The only lasers that we got our hands on were the little laser pointer toys, and all you could do with them was to perform light shows, lasers are capable of doing so much more from monitoring blood glucose level to destructive laser weapons. We recently heard of the world’s strongest super laser, but an international research team has now created the sharpest laser in the world that can test Einstein’s theory of relativity.

Theoretically, the ideal laser has only one color, frequency or wavelength. In practice, a laser is spread over a certain line-width and smaller this width, the closer it is to the ideal one. The sharpest laser just created has a line width of only 10 milliHertz (0.01 Hz). If you have the slightest idea of frequency and line-width, you would know how tiny that is!

Source: Physikalisch-Technische Bundesanstalt (PTB).

Line-width is one of the most important quality parameters of a laser, and the other important one is the stability. It is important that a laser maintains its intended light frequency for a certain period of time. A high-quality laser has the shortest line-width and the best stability. Scientists from many places, including the Physikalisch-Technische Bundesanstalt (PTB) in Germany, came together to develop the sharpest laser that can maintain its stability for nearly 11 seconds, extending over a distance of 3.3 million kilometers which is roughly ten times as much as the distance between the Earth and the Moon. Is this for real?

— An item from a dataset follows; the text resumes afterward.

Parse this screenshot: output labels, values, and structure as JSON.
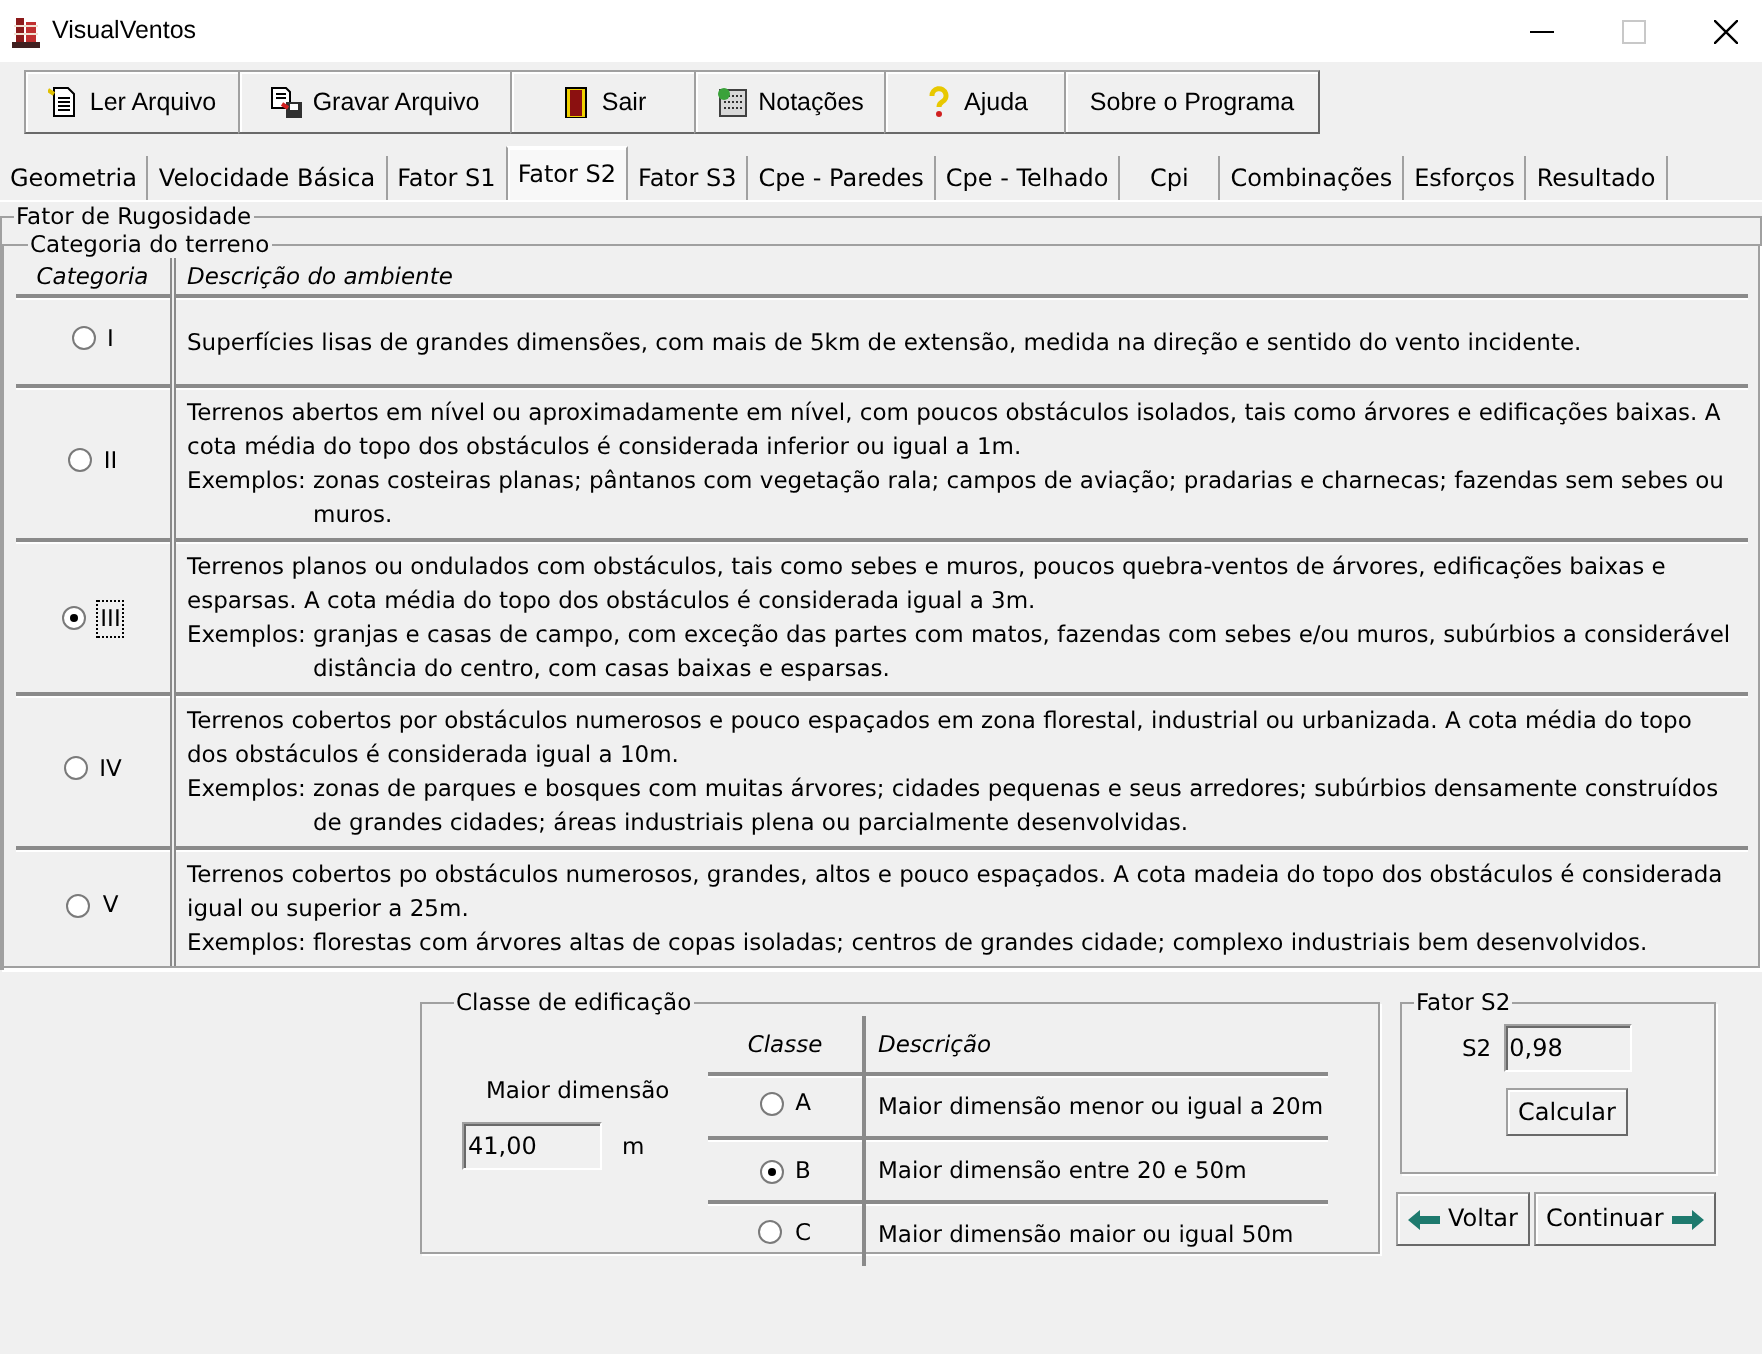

You might think of this as a slight improvement to the existing technologies, but in reality, it does not even compare to the existing beams at all. To prove the reality of the sharpest laser, the German PTB team and the US research group JILA had to build two different lasers and then compared them. Extremely precise conditions were created to compare the beams, so the testing was free of any interference of temperature or external vibrations.

The newly created laser is so precise that it will be used in optical atomic clocks, precision spectroscopy, and radio astronomy.

The first laser was created in 1960 by Theodore H Maiman and ever since then, lasers have become a crucial element of our lives finding themselves in applications from presentations, hair removal, eye surgeries, laser weaponry and what not. The new laser will open doorways to countless other applications that we may have never imagined and the team behind the technology is looking forward to improve the laser even more.